Squirrel hunters should expect to find an average to above average squirrel population over most of the state, with higher squirrel numbers in areas with quality oak and hickory trees. Squirrel season opens Sept. 2.
Fox squirrels can be found anywhere there are a few acres of trees, but gray squirrels are generally limited to the heavily forested areas in eastern and southern Iowa.
Hunting opportunities for squirrels are excellent because competition is low and hunters could have the area all to themselves. Because of the lack of competition, squirrel hunting is a good way to introduce novice hunters and youth to the outdoors. It also benefits experienced hunters by honing their skills before other seasons open.
“If you spook a squirrel or mess up something, there’s probably another squirrel over the next hill. Young hunters can learn and fail which is how many of us learned our woodsmanship skills – without the pressure of a short season or competition from other hunters,” said Jim Coffey, forest wildlife research biologist with the Iowa Department of Natural Resources. “We need to rejuvenate the fall ritual of going squirrel hunting. It’s fun and takes a lot of skill to outwit a squirrel.”
Squirrel hunting is done by either sitting-and-waiting, or by still-hunting.

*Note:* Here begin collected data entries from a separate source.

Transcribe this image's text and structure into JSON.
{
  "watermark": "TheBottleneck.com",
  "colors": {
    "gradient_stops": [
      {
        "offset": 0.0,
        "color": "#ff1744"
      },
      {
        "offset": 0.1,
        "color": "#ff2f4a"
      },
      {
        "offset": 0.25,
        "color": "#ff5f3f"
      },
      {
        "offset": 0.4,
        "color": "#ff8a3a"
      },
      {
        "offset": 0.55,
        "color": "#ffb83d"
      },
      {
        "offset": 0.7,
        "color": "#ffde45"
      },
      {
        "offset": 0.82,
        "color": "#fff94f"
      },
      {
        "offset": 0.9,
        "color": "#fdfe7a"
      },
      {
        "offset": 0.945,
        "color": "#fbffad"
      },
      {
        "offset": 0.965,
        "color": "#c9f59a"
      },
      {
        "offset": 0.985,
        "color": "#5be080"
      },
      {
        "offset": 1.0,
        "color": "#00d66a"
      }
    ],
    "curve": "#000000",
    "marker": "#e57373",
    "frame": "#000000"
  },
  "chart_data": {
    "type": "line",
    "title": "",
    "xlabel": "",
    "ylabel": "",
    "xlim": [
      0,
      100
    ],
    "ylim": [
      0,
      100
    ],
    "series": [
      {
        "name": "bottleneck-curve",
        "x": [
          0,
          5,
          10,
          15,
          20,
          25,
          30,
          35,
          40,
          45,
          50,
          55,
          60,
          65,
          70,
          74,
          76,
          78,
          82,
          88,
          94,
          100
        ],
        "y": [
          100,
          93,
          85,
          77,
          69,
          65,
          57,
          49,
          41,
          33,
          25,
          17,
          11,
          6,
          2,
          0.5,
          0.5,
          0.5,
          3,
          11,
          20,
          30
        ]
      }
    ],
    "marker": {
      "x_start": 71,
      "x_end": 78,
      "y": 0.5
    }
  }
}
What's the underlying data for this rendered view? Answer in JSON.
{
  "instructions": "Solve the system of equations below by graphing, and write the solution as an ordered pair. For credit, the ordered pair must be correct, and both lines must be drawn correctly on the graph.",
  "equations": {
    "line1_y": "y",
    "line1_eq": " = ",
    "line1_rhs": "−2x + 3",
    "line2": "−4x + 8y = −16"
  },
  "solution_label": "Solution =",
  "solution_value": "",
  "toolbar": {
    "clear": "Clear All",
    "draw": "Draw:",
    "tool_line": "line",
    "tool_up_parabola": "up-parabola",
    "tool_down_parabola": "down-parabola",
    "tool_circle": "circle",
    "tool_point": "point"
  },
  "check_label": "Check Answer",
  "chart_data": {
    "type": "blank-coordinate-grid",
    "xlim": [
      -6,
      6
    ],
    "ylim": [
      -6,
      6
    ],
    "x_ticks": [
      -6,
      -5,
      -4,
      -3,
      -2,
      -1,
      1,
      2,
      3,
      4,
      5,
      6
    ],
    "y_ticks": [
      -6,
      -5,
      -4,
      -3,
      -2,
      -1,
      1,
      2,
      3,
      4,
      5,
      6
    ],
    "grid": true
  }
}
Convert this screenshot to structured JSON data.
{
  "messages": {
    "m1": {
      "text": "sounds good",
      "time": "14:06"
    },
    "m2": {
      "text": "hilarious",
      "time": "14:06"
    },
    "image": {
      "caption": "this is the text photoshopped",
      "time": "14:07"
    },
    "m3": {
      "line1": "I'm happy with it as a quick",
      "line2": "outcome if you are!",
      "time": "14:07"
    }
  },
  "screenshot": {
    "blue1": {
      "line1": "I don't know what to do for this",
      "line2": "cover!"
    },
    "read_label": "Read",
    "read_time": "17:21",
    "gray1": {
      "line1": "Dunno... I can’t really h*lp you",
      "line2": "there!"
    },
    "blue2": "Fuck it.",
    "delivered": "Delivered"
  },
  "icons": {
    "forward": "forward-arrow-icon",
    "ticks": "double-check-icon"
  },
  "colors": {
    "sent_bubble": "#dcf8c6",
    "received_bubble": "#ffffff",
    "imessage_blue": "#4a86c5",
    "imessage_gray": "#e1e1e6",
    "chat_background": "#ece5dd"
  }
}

The sit-and-wait technique is similar to turkey hunting. Hunters will sit near likely feeding areas, such as beneath oak, walnut, or hickory trees or along corn-forest edges and many will call them. Plan to wear plenty of camouflage and consider a face net to avoid bugs.
The still-hunting technique is employed by slowly walking through forested areas and stopping frequently to watch for feeding squirrels, then sneaking up on them.
The best hunting times usually are during the morning and afternoon feeding hours.
Squirrel season runs through January 31, 2018. The daily bag limit is 6 (fox and gray squirrels combined) and the possession limit is 12. There are no restrictions on shooting hours.